Câmara da Flórida aprova projeto que proíbe redes sociais para crianças menores de 16 anos
(abcnews.go.com)- A Câmara da Flórida aprovou o House Bill 1, que impede o uso da maioria das redes sociais por menores de 16 anos independentemente do consentimento dos pais, sendo apontado como uma das regulações online infantis mais rígidas dos EUA
- O projeto mira principalmente plataformas com rastreamento de atividade do usuário, upload de conteúdo por crianças e recursos viciantes que incentivam o uso compulsivo
- A votação na Câmara foi aprovada em 106 a 13 em 24 de janeiro, num movimento para aplicar um padrão bem mais alto que a idade mínima atual de 13 anos adotada pela maioria das plataformas
- Se entrar em vigor, permitirá encerrar contas de menores de 16 anos e apagar dados de contas existentes, e as plataformas terão de adotar métodos razoáveis de verificação de idade
- Os opositores citam preocupações com a Primeira Emenda e com os direitos dos pais, mas audiências no Congresso, medidas de segurança da Meta e recomendações da área médica reforçam o clima de endurecimento da regulação da segurança online infantil
O que o House Bill 1 pretende proibir
- O Legislativo da Flórida está avançando com uma regulação de redes sociais para crianças que pode se tornar uma das mais rígidas dos Estados Unidos
- O House Bill 1, aprovado pela Câmara estadual, impediria que crianças menores de 16 anos usem a maioria das plataformas de redes sociais
- Mesmo com aprovação dos pais, não haveria exceção
- O projeto agora segue para análise no Senado estadual, controlado pelos republicanos
- As plataformas afetadas pela proibição são sites que incluem as seguintes condições
- Rastreiam a atividade do usuário
- Permitem que crianças façam upload de conteúdo
- Usam recursos viciantes projetados para induzir uso compulsivo
Resultado da votação e forma de aplicação
- A Câmara da Flórida aprovou o projeto em 106 a 13 no dia 24 de janeiro
- Além da maioria republicana, muitos deputados democratas também votaram a favor
- Atualmente, a maioria das plataformas de redes sociais estabelece a idade mínima de uso em 13 anos
- O projeto permitiria encerrar contas de redes sociais de menores de 16 anos
- Isso inclui a exclusão de dados de contas existentes
- Os sites de redes sociais teriam de usar métodos razoáveis de verificação de idade para confirmar a idade dos usuários
- Os opositores criticam o projeto por violar a Primeira Emenda e os direitos dos pais
Pressão federal por segurança online infantil
- O movimento legislativo da Flórida ocorre num momento em que empresas de redes sociais, pais, legisladores e profissionais de saúde estão revisitando a relação entre crianças e redes sociais
- CEOs das principais empresas de redes sociais dos EUA compareceram a uma audiência no Senado que buscava apoio para um projeto de lei federal voltado à proteção infantil online
- Entre os presentes estavam Linda Yaccarino, da X, Shou Zi Chew, do TikTok, Evan Spiegel, da Snap, Mark Zuckerberg, da Meta, e Jason Citron, do Discord
- Dick Durbin, presidente da Comissão Judiciária do Senado, disse que a exploração infantil online se tornou uma crise nos Estados Unidos à medida que as mudanças tecnológicas deram aos predadores novas ferramentas poderosas
- Ele apontou que as redes sociais também contribuíram para essa crise
- Disse que escolhas de design das empresas, falta de investimento em confiança e segurança, e a busca por engajamento e lucro colocaram filhos e netos em risco
Resposta de Nova York e da Meta
- O prefeito de Nova York, Eric Adams, classificou as redes sociais em seu discurso sobre o estado da cidade, em 25 de janeiro, como um risco à saúde pública e uma “toxina ambiental”

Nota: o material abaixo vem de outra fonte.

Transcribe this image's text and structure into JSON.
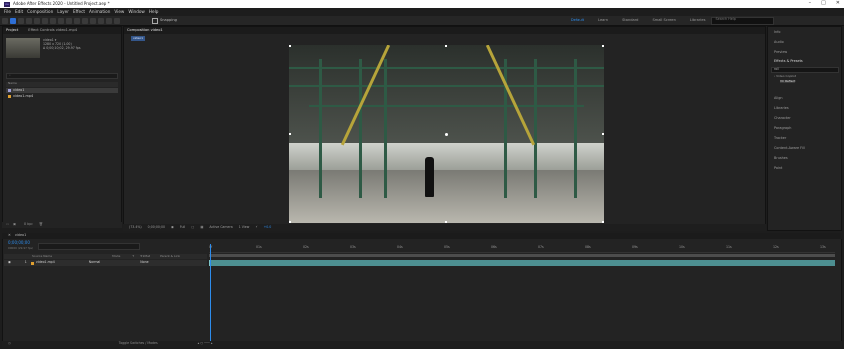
{
  "window": {
    "title": "Adobe After Effects 2020 - Untitled Project.aep *",
    "controls": [
      "–",
      "□",
      "✕"
    ]
  },
  "menu": [
    "File",
    "Edit",
    "Composition",
    "Layer",
    "Effect",
    "Animation",
    "View",
    "Window",
    "Help"
  ],
  "toolbar": {
    "snapping": "Snapping"
  },
  "workspaces": {
    "items": [
      "Default",
      "Learn",
      "Standard",
      "Small Screen",
      "Libraries"
    ],
    "active": "Default"
  },
  "search_help": {
    "placeholder": "Search Help"
  },
  "project": {
    "tabs": [
      "Project",
      "Effect Controls video1.mp4"
    ],
    "thumb_info": [
      "video1 ▾",
      "1280 x 720 (1.00)",
      "Δ 0;00;10;02, 29.97 fps"
    ],
    "columns": {
      "name": "Name"
    },
    "items": [
      {
        "name": "video1",
        "color": "#a0a0d8",
        "selected": true
      },
      {
        "name": "video1.mp4",
        "color": "#e0a030",
        "selected": false
      }
    ],
    "footer_bpc": "8 bpc"
  },
  "viewer": {
    "tab": "Composition video1",
    "subtab": "video1",
    "footer": {
      "zoom": "(73.4%)",
      "time": "0;00;00;00",
      "quality": "Full",
      "camera": "Active Camera",
      "views": "1 View",
      "offset": "+0.0"
    }
  },
  "right_panel": {
    "items": [
      "Info",
      "Audio",
      "Preview",
      "Effects & Presets",
      "Align",
      "Libraries",
      "Character",
      "Paragraph",
      "Tracker",
      "Content-Aware Fill",
      "Brushes",
      "Paint"
    ],
    "search_value": "roll",
    "tree": [
      "› Video Copilot",
      "VC Reflect"
    ]
  },
  "timeline": {
    "tab": "video1",
    "timecode": "0;00;00;00",
    "fps_note": "00000 (29.97 fps)",
    "columns": [
      "Source Name",
      "Mode",
      "T",
      "TrkMat",
      "Parent & Link"
    ],
    "layer": {
      "index": "1",
      "name": "video1.mp4",
      "mode": "Normal",
      "parent": "None"
    },
    "ruler": [
      "0f",
      "01s",
      "02s",
      "03s",
      "04s",
      "05s",
      "06s",
      "07s",
      "08s",
      "09s",
      "10s",
      "11s",
      "12s",
      "13s"
    ],
    "footer": "Toggle Switches / Modes"
  }
}
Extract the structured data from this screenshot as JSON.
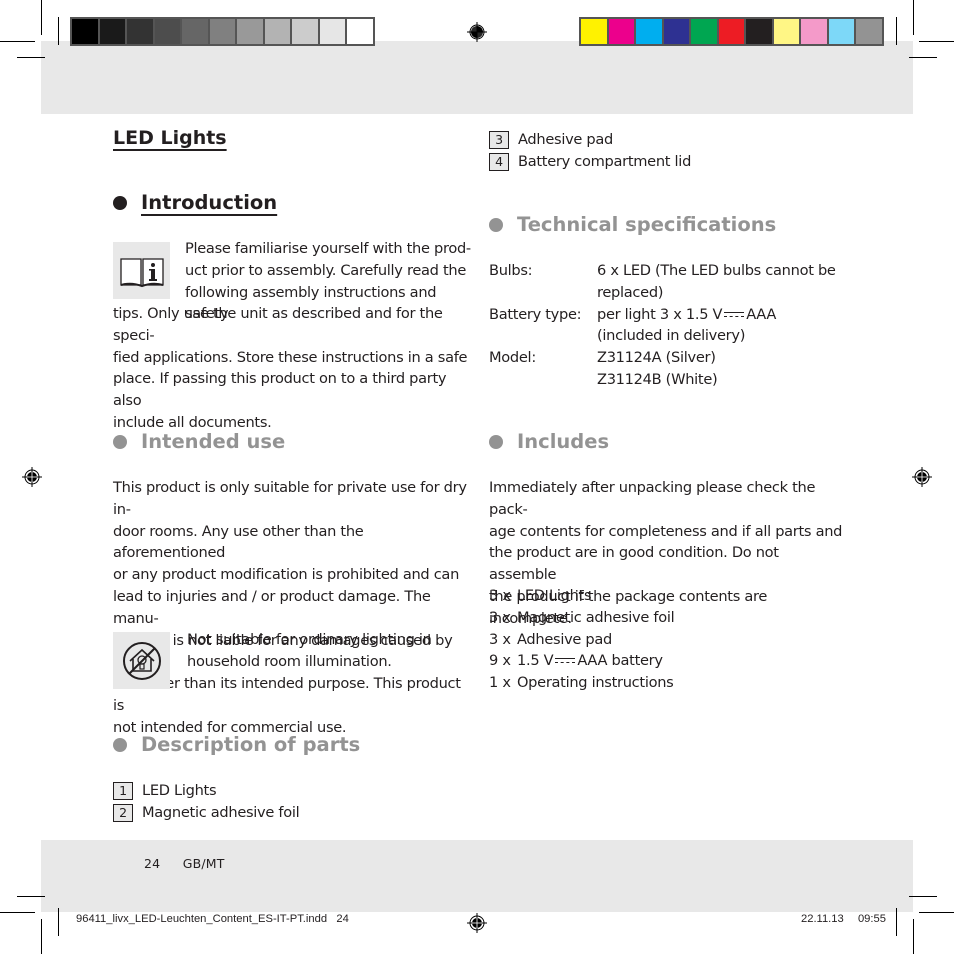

- Ele disse que os jovens precisam ser protegidos dos “males” online
- Criticou TikTok, YouTube e Facebook por projetarem recursos viciantes e perigosos que alimentam a crise de saúde mental
- A Meta, controladora de Facebook e Instagram, anunciou novas medidas de segurança para adolescentes
- Limitando mensagens privadas de desconhecidos
- Introduzindo novos controles parentais
- Sobre o projeto da Flórida, a Meta defende que a regulação das redes sociais deve ser tratada em nível federal e que a aprovação dos pais deve ser suficiente para o uso por menores
- Caulder Harvill-Childs, da Meta, disse que muitos adolescentes usam a internet e aplicativos de forma responsável para buscar informação, empregos de meio período, ensino superior, encontros cívicos e religiosos, e oportunidades de serviço militar
- A empresa teme que proibir menores de 16 anos possa colocar os jovens da Flórida em desvantagem em relação aos de outras regiões
Recomendações da área médica e de políticas públicas
- A American Psychological Association publicou no ano passado suas primeiras recomendações para ajudar no uso seguro de redes sociais por adolescentes
- Definir limites de tempo
- Incentivar conversas em família sobre redes sociais
- Monitoramento pelos pais
- O U.S. Surgeon General publicou no ano passado um parecer alertando que a saúde mental dos adolescentes e o uso de redes sociais constituem uma questão urgente de saúde pública
- O Dr. Vivek H. Murthy considera que são necessárias mais pesquisas sobre os impactos na saúde mental dos adolescentes
- Quais tipos de conteúdo são mais nocivos
- Quais fatores sociais podem proteger os adolescentes
- De que forma as redes sociais podem ser benéficas
- Murthy afirmou que o peso de reduzir os danos das redes sociais não pode recair apenas sobre crianças, adolescentes e famílias
- Ele defende que as empresas de redes sociais priorizem segurança e privacidade no design de seus produtos e façam cumprir os requisitos mínimos de idade
- Disse que 13 anos é “cedo demais” para começar a usar redes sociais, por ser uma fase em que crianças desenvolvem identidade e senso de si
- O parecer também apresentou três frentes que formuladores de políticas podem mudar
- Criar políticas para limitar o acesso a conteúdo potencialmente nocivo
- Desenvolver currículos de alfabetização digital e midiática nas escolas
- Ampliar o financiamento para pesquisas relacionadas
1 comentários
Comentários do Hacker News
Talvez eu seja favorável a essa medida e até queira ver uma implementação em nível federal
É irrealista esperar que os pais cheguem naturalmente a um consenso sobre estratégias para manter as crianças longe das redes sociais. Como as crianças e as empresas de redes sociais têm tempo de sobra para criar formas de contornar isso, a lei precisa fazer com que as empresas de redes sociais fiquem do lado dos pais, para que as crianças tenham a chance de crescer como adultos saudáveis
É o mesmo problema de exigir verificação de idade para acesso a pornografia. Não é que eu queira que crianças tenham acesso fácil a esse tipo de coisa; é que leis assim ou são impossíveis de aplicar e se tornam inúteis, ou acabam sendo severas e destrutivas para a privacidade
O governo não deve saber nem regular quais sites eu visito. Não é aceitável eliminar direitos constitucionais de adultos sob o pretexto de “proteger as crianças”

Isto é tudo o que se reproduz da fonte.